En hiver, le soleil est plus bas, mais ses rayons restent puissants. Lorsqu’ils entrent par une fenêtre, ils chauffent les surfaces à l’intérieur. Sols, murs, meubles se comportent alors comme de petites batteries de chaleur.

Le retraité a donc commencé par organiser ses journées autour de cette source gratuite :

  • le matin, vers 10 h, il ouvre complètement volets et rideaux côté sud et ouest ;
  • il laisse la lumière frapper directement les sols et les meubles ;
  • en fin d’après-midi, vers 16–17 h, il referme tout pour emprisonner la chaleur accumulée.

Ainsi, la pièce principale monte doucement à 21–22°C en journée. Et la température reste agréable encore plusieurs heures après le coucher du soleil.

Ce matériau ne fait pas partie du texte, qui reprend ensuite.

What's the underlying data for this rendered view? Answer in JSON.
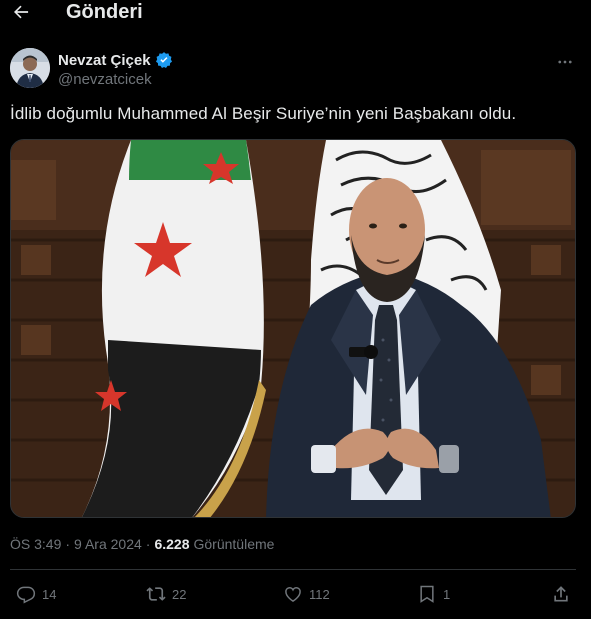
{
  "header": {
    "back_icon": "arrow-left-icon",
    "title": "Gönderi"
  },
  "author": {
    "display_name": "Nevzat Çiçek",
    "handle": "@nevzatcicek",
    "verified_icon": "verified-badge-icon",
    "more_icon": "more-horizontal-icon"
  },
  "tweet": {
    "text": "İdlib doğumlu Muhammed Al Beşir Suriye’nin yeni Başbakanı oldu."
  },
  "meta": {
    "time": "ÖS 3:49",
    "separator": "·",
    "date": "9 Ara 2024",
    "views_count": "6.228",
    "views_label": "Görüntüleme"
  },
  "actions": {
    "replies": "14",
    "reposts": "22",
    "likes": "112",
    "bookmarks": "1"
  },
  "colors": {
    "background": "#000000",
    "text": "#e7e9ea",
    "muted": "#71767b",
    "verified": "#1d9bf0",
    "border": "#2f3336"
  }
}
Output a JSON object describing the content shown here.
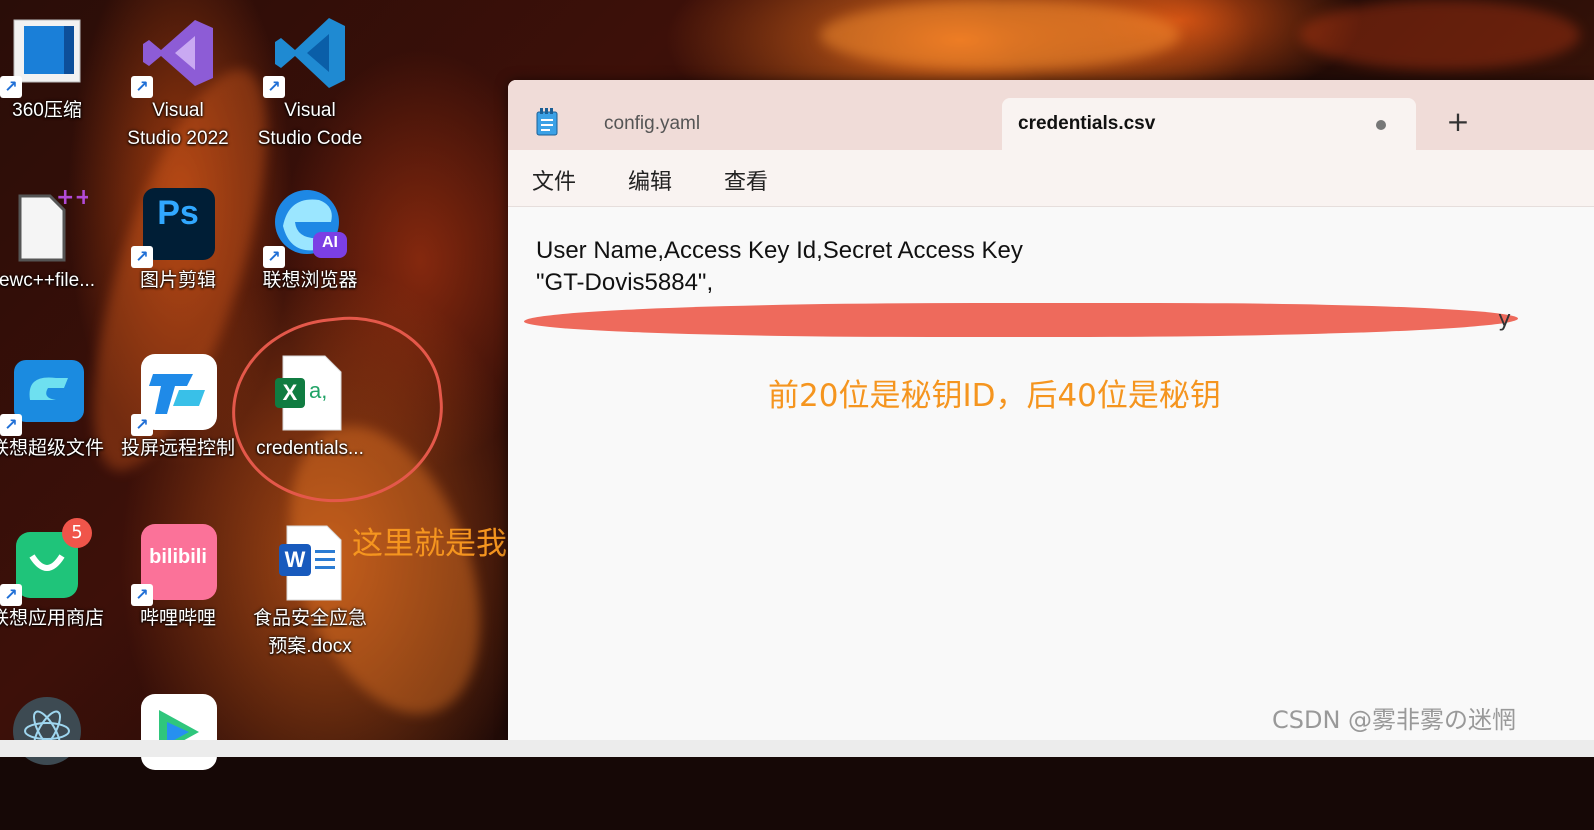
{
  "desktop": {
    "icons": [
      {
        "label": "360压缩",
        "icon": "archive-icon"
      },
      {
        "label": "Visual\nStudio 2022",
        "icon": "visual-studio-icon"
      },
      {
        "label": "Visual\nStudio Code",
        "icon": "vscode-icon"
      },
      {
        "label": "ewc++file...",
        "icon": "file-icon"
      },
      {
        "label": "图片剪辑",
        "icon": "photoshop-icon",
        "glyph": "Ps"
      },
      {
        "label": "联想浏览器",
        "icon": "browser-icon",
        "glyph": "AI"
      },
      {
        "label": "联想超级文件",
        "icon": "super-file-icon"
      },
      {
        "label": "投屏远程控制",
        "icon": "remote-control-icon"
      },
      {
        "label": "credentials...",
        "icon": "excel-csv-icon",
        "glyph": "X",
        "glyph2": "a,"
      },
      {
        "label": "联想应用商店",
        "icon": "app-store-icon",
        "badge": "5"
      },
      {
        "label": "哔哩哔哩",
        "icon": "bilibili-icon",
        "glyph": "bilibili"
      },
      {
        "label": "食品安全应急\n预案.docx",
        "icon": "word-icon",
        "glyph": "W"
      }
    ],
    "annotation": "这里就是我保存的那个文档"
  },
  "notepad": {
    "tabs": [
      {
        "label": "config.yaml"
      },
      {
        "label": "credentials.csv"
      }
    ],
    "new_tab": "+",
    "menu": [
      "文件",
      "编辑",
      "查看"
    ],
    "content": {
      "line1": "User Name,Access Key Id,Secret Access Key",
      "line2": "\"GT-Dovis5884\",",
      "line3_tail": "y"
    },
    "annotation": "前20位是秘钥ID，后40位是秘钥"
  },
  "watermark": "CSDN @雾非雾の迷惘",
  "colors": {
    "annotation": "#f5951f",
    "circle": "#e4584a",
    "redaction": "#ee6a5c",
    "titlebar": "#f0dcd8"
  }
}
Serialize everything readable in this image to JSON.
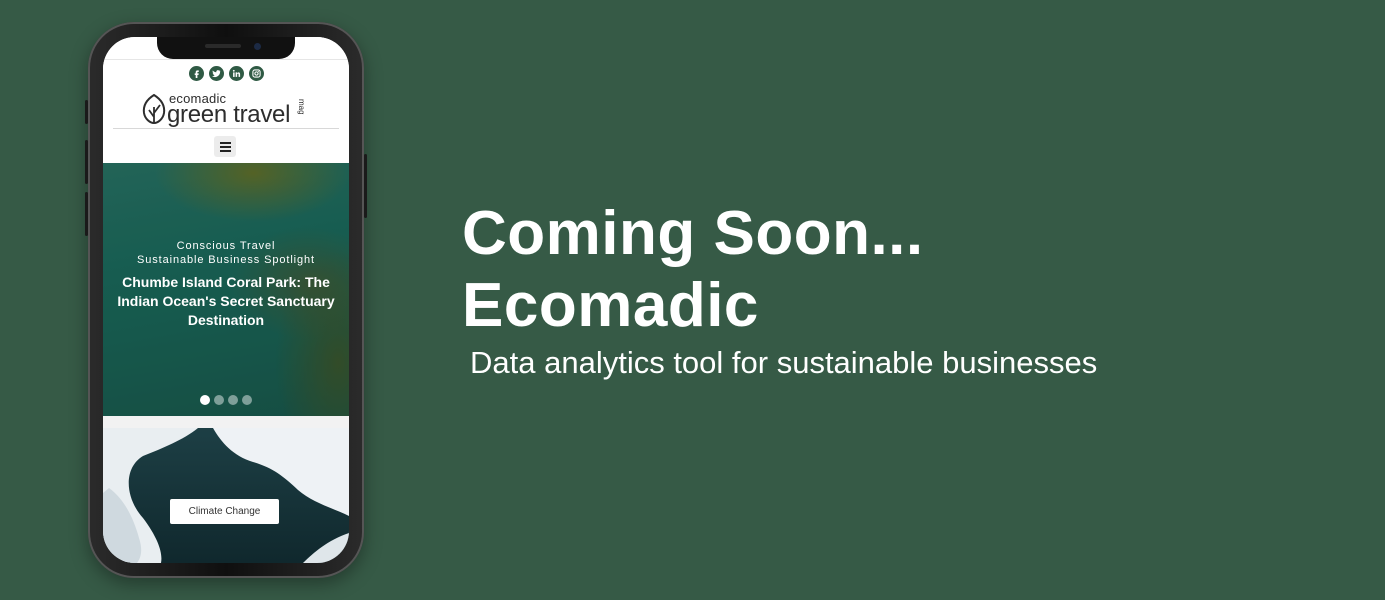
{
  "banner": {
    "headline_line1": "Coming Soon...",
    "headline_line2": "Ecomadic",
    "tagline": "Data analytics tool for sustainable businesses",
    "background_color": "#365a46"
  },
  "phone_site": {
    "social_icons": [
      "facebook-icon",
      "twitter-icon",
      "linkedin-icon",
      "instagram-icon"
    ],
    "logo": {
      "small_text": "ecomadic",
      "big_text": "green travel",
      "side_text": "mag"
    },
    "menu_icon": "hamburger-menu-icon",
    "hero": {
      "kicker_1": "Conscious Travel",
      "kicker_2": "Sustainable Business Spotlight",
      "title": "Chumbe Island Coral Park: The Indian Ocean's Secret Sanctuary Destination",
      "slide_count": 4,
      "active_slide": 1
    },
    "card2": {
      "button_label": "Climate Change"
    },
    "brand_color": "#2f5a44"
  }
}
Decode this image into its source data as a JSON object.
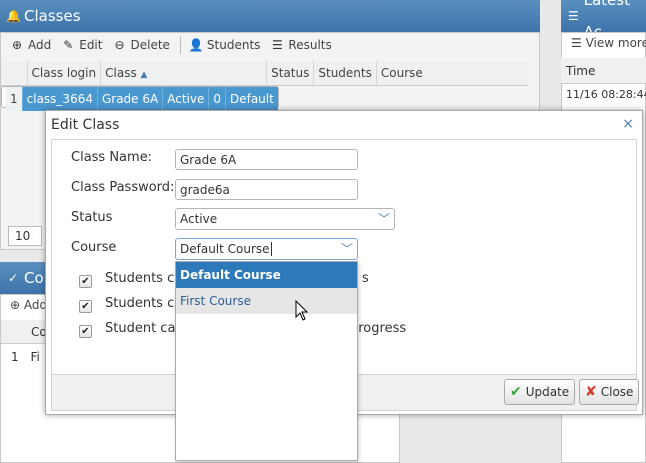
{
  "classes_panel": {
    "title": "Classes",
    "toolbar": {
      "add": "Add",
      "edit": "Edit",
      "delete": "Delete",
      "students": "Students",
      "results": "Results"
    },
    "columns": [
      "Class login",
      "Class",
      "Status",
      "Students",
      "Course"
    ],
    "rows": [
      {
        "index": "1",
        "login": "class_3664",
        "class": "Grade 6A",
        "status": "Active",
        "students": "0",
        "course": "Default"
      }
    ],
    "pager_size": "10"
  },
  "latest_panel": {
    "title": "Latest Ac",
    "view_more": "View more",
    "col_time": "Time",
    "row_time": "11/16 08:28:44"
  },
  "courses_panel": {
    "title": "Co",
    "toolbar_add": "Add",
    "col_course": "Co",
    "row_index": "1",
    "row_text": "Fi"
  },
  "dialog": {
    "title": "Edit Class",
    "close": "×",
    "class_name_label": "Class Name:",
    "class_name_value": "Grade 6A",
    "class_password_label": "Class Password:",
    "class_password_value": "grade6a",
    "status_label": "Status",
    "status_value": "Active",
    "course_label": "Course",
    "course_value": "Default Course",
    "checks": [
      {
        "text_start": "Students ca",
        "text_end": "s"
      },
      {
        "text_start": "Students ca",
        "text_end": ""
      },
      {
        "text_start": "Student ca",
        "text_end": "progress"
      }
    ],
    "course_options": [
      "Default Course",
      "First Course"
    ],
    "update_label": "Update",
    "close_label": "Close"
  },
  "colors": {
    "header_blue": "#3d73a8",
    "selection_blue": "#4a98d0",
    "dropdown_active": "#2e79b9"
  }
}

Pour limiter les pertes, il a ajouté un film isolant transparent sur certaines fenêtres anciennes. Environ 30 € par grande fenêtre. Ce type de film réduit les déperditions tout en laissant passer la lumière. Un petit geste, mais une différence nette sur la température ressentie en fin de journée.

Étape 2 : utiliser la chaleur “cachée” de la maison

Chaque appareil électrique qui fonctionne émet de la chaleur. Four, lave-linge, frigo, ordinateur. Habituellement, cette chaleur se perd en grande partie. Avec une autre organisation, elle peut pourtant contribuer au confort.

Ce retraité a fait de sa cuisine une sorte de mini centrale de chauffage :

  • en hiver, il privilégie les cuissons au four, autour de 180°C ;
  • à la fin de la cuisson, il éteint le four puis laisse la porte entrouverte ;
  • la chaleur se répand alors dans la cuisine, puis dans le salon attenant.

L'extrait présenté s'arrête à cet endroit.